When James Braddock came to town, he was an agent for a Liverpool firm of merchants. In 1778, he began developing the town and purchased land grant properties sold at auction. The area he developed began at St. Michaels Harbor (originally known as Church Creek) westward to Talbot Street (once Market Street) and included the inlet known as Church Cove.
St. Michaels named for the Archangel St. Michael, has been an active port since the town was developed. The shipbuilding industry has played a major role in its economy with specialization in seagoing vessels and bay craft. The log canoes built in the 1800s, served as workboats and later evolved in the sport of log canoe racing. As many as 2500 people arrived by steamboats and un-boarded at the Navy Point Wharf in the late 1800s and early 1990s.
Oyster and crab packing houses and tomatoes canneries fed the economy in the first part of the 20th century. Today, tourism is the town's economic engine. Visitors enjoy arrival by vessels from all the world as well as by land. The world-renown Chesapeake Bay Maritime Museum is solely dedicated to portraying the history of the Chesapeake Bay and its people.
It's newest permanent exhibit, "Oystering on the Chesapeake", exemplifies the significance of Maryland's treasure - the skipjack and the art of dredging the waters of the Chesapeake Bay.

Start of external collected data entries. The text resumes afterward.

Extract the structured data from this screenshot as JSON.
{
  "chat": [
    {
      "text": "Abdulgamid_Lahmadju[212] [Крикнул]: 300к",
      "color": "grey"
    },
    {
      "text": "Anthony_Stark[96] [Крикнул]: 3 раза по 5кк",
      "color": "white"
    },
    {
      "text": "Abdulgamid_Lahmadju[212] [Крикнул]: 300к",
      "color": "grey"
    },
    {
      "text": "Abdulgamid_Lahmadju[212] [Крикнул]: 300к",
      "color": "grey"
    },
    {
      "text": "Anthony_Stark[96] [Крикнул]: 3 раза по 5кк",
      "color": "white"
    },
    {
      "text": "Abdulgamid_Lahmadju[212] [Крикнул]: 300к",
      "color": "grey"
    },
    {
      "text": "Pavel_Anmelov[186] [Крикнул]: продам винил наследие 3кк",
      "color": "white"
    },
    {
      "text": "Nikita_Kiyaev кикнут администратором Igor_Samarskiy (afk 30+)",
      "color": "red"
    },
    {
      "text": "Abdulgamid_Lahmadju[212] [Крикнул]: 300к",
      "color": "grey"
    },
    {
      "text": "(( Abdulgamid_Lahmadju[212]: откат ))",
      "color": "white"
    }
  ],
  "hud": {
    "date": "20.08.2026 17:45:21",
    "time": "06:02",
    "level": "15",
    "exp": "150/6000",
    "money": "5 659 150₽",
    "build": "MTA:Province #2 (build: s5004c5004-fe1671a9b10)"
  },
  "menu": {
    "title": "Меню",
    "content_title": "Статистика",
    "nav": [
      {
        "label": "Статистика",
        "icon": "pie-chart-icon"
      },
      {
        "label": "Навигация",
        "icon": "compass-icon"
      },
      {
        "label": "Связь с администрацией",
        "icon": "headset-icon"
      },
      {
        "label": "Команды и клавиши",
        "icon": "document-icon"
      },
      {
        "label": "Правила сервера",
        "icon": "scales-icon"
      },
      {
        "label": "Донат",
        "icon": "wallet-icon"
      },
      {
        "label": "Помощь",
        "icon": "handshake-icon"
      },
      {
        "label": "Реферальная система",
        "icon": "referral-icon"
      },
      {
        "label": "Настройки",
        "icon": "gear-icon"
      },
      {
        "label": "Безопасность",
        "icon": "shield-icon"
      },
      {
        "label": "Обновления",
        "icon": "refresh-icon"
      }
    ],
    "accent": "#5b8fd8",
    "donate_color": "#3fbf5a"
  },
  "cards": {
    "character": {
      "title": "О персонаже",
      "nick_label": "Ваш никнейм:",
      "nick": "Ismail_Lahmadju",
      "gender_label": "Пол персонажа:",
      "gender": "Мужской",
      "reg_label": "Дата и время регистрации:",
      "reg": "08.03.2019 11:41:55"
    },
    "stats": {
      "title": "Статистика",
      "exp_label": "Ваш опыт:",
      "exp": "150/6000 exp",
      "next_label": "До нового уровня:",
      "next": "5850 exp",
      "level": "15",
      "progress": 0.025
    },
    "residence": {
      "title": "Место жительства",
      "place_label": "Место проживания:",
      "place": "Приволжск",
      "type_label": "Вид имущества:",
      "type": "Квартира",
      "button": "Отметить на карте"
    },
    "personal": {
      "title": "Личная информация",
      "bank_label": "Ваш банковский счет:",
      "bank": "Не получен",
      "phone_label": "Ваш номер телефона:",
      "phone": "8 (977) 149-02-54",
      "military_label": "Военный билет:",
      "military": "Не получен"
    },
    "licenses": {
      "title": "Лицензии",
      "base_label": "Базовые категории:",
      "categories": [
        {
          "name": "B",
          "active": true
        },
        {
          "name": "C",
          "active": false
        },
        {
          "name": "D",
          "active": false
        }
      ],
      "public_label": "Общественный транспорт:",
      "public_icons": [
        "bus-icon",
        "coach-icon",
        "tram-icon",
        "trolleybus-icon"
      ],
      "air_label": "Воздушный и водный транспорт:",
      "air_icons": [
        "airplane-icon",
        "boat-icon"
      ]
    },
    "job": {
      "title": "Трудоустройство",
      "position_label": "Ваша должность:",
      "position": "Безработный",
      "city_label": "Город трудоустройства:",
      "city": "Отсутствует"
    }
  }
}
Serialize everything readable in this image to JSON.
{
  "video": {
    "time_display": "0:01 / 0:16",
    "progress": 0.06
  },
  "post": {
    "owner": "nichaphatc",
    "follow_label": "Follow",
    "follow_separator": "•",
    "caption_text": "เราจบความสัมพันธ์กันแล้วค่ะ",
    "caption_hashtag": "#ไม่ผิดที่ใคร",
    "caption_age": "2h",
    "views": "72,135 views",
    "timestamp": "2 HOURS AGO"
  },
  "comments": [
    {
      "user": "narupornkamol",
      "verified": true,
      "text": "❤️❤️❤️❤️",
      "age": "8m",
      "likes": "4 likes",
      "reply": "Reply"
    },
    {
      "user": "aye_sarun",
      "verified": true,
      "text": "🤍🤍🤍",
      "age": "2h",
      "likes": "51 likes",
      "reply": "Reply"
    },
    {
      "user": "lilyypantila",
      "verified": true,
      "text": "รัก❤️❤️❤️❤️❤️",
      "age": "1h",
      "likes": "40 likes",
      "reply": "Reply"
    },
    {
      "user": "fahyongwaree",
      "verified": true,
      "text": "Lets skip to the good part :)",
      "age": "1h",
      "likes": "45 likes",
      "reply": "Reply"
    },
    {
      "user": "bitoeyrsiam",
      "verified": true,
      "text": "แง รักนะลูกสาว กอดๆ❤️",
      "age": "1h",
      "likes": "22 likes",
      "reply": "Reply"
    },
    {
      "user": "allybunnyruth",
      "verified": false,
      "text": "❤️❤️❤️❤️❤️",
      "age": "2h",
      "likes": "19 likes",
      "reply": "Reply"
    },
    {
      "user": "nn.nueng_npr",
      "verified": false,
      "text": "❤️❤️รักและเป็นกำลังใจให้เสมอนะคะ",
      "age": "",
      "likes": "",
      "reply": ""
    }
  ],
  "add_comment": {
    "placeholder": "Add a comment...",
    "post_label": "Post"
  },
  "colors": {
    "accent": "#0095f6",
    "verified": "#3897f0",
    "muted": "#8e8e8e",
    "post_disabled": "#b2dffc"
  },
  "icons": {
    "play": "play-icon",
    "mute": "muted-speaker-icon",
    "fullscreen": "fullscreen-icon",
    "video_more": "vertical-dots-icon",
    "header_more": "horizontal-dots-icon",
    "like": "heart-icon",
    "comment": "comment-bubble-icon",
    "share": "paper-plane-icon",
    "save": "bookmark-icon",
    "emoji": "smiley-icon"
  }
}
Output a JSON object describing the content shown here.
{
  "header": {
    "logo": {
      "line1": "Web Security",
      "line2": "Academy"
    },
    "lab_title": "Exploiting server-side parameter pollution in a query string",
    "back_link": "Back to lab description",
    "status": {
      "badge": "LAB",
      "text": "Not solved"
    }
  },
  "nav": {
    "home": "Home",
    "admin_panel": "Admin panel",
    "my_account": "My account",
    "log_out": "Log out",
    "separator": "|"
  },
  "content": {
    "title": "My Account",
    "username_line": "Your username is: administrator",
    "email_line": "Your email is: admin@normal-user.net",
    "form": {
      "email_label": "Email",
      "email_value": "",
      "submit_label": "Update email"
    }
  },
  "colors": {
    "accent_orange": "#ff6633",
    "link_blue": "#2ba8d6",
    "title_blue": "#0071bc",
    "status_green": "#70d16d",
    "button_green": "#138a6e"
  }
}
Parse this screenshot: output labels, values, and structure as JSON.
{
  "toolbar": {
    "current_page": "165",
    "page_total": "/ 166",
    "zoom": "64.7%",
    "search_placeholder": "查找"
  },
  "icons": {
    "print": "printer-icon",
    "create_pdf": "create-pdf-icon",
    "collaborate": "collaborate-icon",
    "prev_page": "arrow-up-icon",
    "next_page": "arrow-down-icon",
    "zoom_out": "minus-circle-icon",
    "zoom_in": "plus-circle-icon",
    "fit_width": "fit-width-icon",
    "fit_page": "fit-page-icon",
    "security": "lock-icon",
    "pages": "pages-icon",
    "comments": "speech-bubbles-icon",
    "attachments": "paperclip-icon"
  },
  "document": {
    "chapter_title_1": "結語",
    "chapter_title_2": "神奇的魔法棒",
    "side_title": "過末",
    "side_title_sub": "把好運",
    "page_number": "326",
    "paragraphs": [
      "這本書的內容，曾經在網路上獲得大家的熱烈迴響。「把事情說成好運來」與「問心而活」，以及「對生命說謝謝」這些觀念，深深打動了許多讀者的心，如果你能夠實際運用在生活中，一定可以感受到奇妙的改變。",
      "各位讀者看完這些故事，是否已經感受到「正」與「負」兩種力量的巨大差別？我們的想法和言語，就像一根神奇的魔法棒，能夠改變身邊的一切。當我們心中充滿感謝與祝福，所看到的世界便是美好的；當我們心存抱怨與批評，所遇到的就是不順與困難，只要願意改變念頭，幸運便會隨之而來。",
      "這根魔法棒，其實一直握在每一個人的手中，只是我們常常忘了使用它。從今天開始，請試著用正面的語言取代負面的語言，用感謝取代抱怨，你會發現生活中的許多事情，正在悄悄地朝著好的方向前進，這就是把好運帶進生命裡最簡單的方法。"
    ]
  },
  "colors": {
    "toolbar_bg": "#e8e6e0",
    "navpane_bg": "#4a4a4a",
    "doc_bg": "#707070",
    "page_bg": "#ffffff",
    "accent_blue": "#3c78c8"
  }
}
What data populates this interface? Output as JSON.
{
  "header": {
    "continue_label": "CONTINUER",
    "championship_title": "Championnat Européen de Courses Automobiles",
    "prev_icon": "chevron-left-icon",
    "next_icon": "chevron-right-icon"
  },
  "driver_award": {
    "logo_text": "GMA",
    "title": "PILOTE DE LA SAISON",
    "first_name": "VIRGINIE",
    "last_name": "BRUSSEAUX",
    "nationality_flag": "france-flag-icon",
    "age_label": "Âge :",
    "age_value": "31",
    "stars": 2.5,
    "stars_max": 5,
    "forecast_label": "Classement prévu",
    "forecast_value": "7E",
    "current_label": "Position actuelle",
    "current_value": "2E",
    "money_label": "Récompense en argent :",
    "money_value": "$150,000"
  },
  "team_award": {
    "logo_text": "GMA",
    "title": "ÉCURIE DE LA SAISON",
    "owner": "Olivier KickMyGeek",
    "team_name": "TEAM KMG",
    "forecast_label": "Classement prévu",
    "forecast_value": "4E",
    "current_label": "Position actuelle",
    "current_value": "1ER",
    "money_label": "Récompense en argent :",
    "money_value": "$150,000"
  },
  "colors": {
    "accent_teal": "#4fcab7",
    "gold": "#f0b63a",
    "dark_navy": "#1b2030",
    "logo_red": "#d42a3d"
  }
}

The architectural significance is reminiscent of the Victorian era but there are houses on the walking tour which date back to the 18th and early 19th century. Victorian houses serve as unique boutiques and specialty shops as well as restaurants and accommodations. Exploring the town of St. Michaels will reveal the historic tale of how it became known as the "Town that Fooled the British".